Types and Validators in TypeScript: A Convex Cookbook

"types and validators" in bold text. "best practices and useful tidbits" in light text. a colored cookbook

As you become a seasoned Convex developer, you’ll see first-hand how fantastic the developer experience becomes when you’ve got types on your side. The end-to-end TypeScript as you build, and the consistency and security you get from Convex schema enforcement and argument validation at runtime give you the tools to develop safely with types to help catch bugs early.

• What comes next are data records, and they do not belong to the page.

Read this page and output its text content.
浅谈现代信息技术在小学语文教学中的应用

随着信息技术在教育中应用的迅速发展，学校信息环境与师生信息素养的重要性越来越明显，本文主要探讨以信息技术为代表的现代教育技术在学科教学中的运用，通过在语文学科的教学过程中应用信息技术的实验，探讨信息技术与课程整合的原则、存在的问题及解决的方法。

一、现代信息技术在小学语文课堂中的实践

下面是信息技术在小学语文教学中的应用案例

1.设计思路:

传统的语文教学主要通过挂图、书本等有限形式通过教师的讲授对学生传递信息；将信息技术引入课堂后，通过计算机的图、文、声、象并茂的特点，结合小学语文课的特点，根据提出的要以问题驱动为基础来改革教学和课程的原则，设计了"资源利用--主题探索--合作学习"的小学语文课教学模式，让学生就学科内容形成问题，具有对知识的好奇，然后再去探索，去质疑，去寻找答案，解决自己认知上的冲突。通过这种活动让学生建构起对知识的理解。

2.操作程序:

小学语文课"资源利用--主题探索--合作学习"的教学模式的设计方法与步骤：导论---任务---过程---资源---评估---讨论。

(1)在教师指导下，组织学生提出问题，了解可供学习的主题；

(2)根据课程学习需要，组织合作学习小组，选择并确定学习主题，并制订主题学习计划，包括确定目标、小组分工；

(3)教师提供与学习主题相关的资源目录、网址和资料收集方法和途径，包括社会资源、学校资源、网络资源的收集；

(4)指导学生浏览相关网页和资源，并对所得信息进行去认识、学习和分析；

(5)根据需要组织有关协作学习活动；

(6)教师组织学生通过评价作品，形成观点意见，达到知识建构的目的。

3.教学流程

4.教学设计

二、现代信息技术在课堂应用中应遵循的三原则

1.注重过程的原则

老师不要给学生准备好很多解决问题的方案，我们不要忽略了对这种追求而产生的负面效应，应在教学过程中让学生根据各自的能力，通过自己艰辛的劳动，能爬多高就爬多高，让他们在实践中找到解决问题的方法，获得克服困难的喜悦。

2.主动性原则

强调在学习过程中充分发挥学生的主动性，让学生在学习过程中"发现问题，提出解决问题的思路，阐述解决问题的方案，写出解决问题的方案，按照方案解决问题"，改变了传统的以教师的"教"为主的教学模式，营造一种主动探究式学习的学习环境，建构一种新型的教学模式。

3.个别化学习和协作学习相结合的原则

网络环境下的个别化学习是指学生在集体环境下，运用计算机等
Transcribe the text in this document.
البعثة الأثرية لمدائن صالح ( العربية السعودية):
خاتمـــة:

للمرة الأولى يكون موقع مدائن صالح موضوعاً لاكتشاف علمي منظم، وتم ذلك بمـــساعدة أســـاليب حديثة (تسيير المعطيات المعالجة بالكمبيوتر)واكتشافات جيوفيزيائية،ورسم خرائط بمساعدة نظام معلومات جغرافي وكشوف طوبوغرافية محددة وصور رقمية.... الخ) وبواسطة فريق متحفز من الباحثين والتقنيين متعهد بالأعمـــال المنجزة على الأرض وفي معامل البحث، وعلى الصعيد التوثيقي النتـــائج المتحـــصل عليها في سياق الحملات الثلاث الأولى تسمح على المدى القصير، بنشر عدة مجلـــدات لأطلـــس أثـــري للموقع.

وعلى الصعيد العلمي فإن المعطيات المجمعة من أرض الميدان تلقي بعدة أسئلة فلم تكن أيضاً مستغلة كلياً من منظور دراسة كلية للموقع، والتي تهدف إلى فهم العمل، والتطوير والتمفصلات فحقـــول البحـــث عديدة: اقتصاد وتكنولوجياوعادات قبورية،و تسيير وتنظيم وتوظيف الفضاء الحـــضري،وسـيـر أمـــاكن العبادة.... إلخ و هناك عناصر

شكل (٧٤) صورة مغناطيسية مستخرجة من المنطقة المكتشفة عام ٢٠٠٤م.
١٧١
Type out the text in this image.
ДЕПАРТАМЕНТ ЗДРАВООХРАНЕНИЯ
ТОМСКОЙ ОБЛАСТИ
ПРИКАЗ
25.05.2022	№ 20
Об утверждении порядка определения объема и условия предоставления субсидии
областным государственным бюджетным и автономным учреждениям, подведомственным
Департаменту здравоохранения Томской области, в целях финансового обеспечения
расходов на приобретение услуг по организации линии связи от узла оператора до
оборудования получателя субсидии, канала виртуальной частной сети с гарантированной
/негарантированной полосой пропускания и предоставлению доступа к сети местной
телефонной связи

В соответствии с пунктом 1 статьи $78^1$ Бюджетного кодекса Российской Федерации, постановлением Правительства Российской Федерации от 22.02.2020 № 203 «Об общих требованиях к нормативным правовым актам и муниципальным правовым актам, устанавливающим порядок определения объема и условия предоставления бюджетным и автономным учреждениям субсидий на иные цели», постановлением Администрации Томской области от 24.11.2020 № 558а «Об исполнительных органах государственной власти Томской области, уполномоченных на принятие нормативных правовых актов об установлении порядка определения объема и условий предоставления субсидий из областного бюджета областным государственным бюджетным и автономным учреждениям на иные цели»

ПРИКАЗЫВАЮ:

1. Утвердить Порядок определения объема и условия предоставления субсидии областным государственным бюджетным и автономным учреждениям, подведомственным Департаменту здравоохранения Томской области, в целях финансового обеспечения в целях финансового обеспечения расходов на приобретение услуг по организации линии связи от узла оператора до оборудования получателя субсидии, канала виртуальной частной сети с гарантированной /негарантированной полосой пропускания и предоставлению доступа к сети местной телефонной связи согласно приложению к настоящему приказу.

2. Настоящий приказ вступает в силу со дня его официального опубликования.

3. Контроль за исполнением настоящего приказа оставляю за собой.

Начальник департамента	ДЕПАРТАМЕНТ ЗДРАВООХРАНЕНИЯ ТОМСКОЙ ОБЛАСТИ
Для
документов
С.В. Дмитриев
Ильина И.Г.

However, if you don’t know some of the tricks we’ll show you, your code may feel cumbersome to write. For example, say you’re building a cookbook app and have defined a recipes table in your schema. You specify the table’s fields using validators accessed from the v object exposed by convex/values:

// convex/schema.ts
import { v } from "convex/values";
import { defineSchema, defineTable } from "convex/server";

export default defineSchema({
  recipes: defineTable({
    name: v.string(),
		course: v.union(
			v.literal('appetizer'), 
			v.literal('main'),
			v.literal('dessert')
		),
		ingredients: v.array(v.string()),
		steps: v.array(v.string())
  }).index("by_course", ["course"]),
});

Your function to add a new recipe argument validators might look like:

// in convex/recipes.ts
import { v } from "convex/values";
import { mutation } from "./_generated/server";

export const addRecipe = mutation({
  args: {
    name: v.string(),
		course: v.union(
			v.literal('appetizer'), 
			v.literal('main'),
			v.literal('dessert')
		),
		ingredients: v.array(v.string()),
		steps: v.array(v.string()),
  },
  handler: async (ctx, args) => {
    return await ctx.db.insert("recipes", args);
  },
});

And for a regular TypeScript function, you might find yourself defining types like:

type Course = 'appetizer' | 'main' | 'dessert';

type Recipe = {
	name: string,
	course: Course,
	ingredients: string[],
	steps: string[],
};

async function getIngredientsForCourse(recipes: Recipe[], course: Course) {
   ...
}

As you can see, you may get frustrated repeatedly defining the same validators in your schema and functions, and redeclaring similar TypeScript types in different parts of your codebase. Is there a better way? Yes!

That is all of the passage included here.